I came across a quote recently that alluded to the idea that perfectionists, are at an increase risk of developing depression; I’ve always considered myself a perfectionist. In a way, I wasn’t very surprised to read such a strong accusation. I was more surprised about the fact that I agreed with it so easily. There was a time BD (before depression) that I wouldn’t finish a task until it was done the right way, according to my standards; it didn’t matter the time it took, nor the hour of the day. Accepting anything less then the best, would be a travesty in my book, leaving me with a sour taste in my mouth that would linger for hours, sometimes days, until I was distracted with a new task. Sad, I must admit now looking back at that debilitating mental cycle, but that’s not what this post is all about; this post is about a girl who still strives to do her best, but recognizes how depression has kept her away from that debilitating mental cycle, for the better.
I’ve rewarded depression at one time before, feeling awkward for paying honor to an illness that has caused me so much pain for the most part. Today was a good day though. There was no haze, no fogginess, and I got things done, with only a fleeting thought of “I don’t want to do anything”. How amazing! Actually, as I write this, I’m still feeling pretty amazing.

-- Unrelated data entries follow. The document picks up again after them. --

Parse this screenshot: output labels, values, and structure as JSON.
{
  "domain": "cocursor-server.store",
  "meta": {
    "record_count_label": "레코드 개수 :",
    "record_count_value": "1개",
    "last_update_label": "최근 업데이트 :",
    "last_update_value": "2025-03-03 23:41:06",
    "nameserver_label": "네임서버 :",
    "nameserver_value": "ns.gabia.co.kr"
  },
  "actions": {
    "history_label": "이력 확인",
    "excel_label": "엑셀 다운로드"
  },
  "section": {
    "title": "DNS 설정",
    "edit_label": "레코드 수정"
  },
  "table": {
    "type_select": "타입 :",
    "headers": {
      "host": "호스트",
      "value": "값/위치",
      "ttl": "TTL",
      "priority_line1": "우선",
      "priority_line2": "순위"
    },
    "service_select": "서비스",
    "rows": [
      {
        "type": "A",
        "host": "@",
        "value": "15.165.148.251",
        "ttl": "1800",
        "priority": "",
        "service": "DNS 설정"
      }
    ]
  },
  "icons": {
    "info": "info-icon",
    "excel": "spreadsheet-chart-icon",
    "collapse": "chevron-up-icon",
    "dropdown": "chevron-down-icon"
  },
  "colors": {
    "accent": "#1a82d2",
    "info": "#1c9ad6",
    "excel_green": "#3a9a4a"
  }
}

A prescription medication for depression is said to take on average, 6-8 weeks to start producing some effects; its been greater then 10 weeks on my new prescription, and today, it finally felt like I was starting to feel better. It’s crazy how with depression, one day you can feel like a bottom feeder at the bottom of the ocean, and another day you can feel like a killer whale breaching the surface for air, with faint memories of what it felt like at the bottom of the ocean. That’s how I felt today, but yesterday I had a bottom feeder experience. I was exhausted, typical, and had no desire to do anything beyond my motherly/wifely responsibilities. But I made a commitment to go and hang out with some girlfriends, so I had to resist depression’s temptation once again, to stay home and do nothing.
I’m glad that I got into the car and took the hardest step in the fight against depression, when it holds you captive and you don’t even want to move an inch. I felt like I had to push myself to be social, not that I don’t love hanging out with girlfriends, but that lack of motivation even goes as far as to attack your motivation to think about things to say. But I PUSHED through it, sometimes mainly smiling as the intellectual adult conversation continued on a high, unbothered by my brief episodes of silence. I felt no pressure though; no pressure to be more than the person I was, which was simply myself in my current state in life. I wasn’t perfect and I was ok with that; in fact, I didn’t care whether the girls noticed something ‘different’ about me, and if it came up, I was proudly ready to express my comfort with my current place in my life.
Depression sucks so much out of you that you almost feel like you don’t have any energy to care about trivial things you use to stress over. In some ways, I’m thankful for this freedom from caring so much. It saves me from that debilitating cycle of perfectionism that would probably cause me more harm than good to my already struggling mood. As the conversation got more interesting, and the carrot cake quickly dwindled down to a single slice, I felt the exhaustion lifting and my interest peak. My mind became free to enjoy the present, instead of worrying about the past or the future, and I couldn’t help but think about the metaphorical relationship between the single slice of carrot cake, and the conversation which was centered around taking risks in life.
Feeling that same sense of mental euphoria that I felt in tree pose the other day, I couldn’t help but notice the crumbs surrounding the last slice of carrot cake. Bits and pieces of moist cake that probably fell off of each slice we ferociously devoured, but were left untouched, because one slice of carrot cake still remained. There was a time in my days of perfectionism that I wouldn’t dare take risks; I wouldn’t have ever dreamed of opening myself up like this to the world, being vulnerable and open to the public judgement that comes with such transparency. I also would have never entertained the idea of going off on a career tangent and taking a chance at making my passion for writing, a discussion in the sense of entrepreneurship; i just wouldn’t. But those scattered crumbs that sat on that beautiful white plate, reminded me of this painful, yet enlightening season in my life.
Though depression has seemingly taken up a huge slice of my life, the small changes in my perception of the world around me that have taken place as a result of this illness, for the better, mean more to me than the intense pain that I have endured for so long; and that, is something to savor.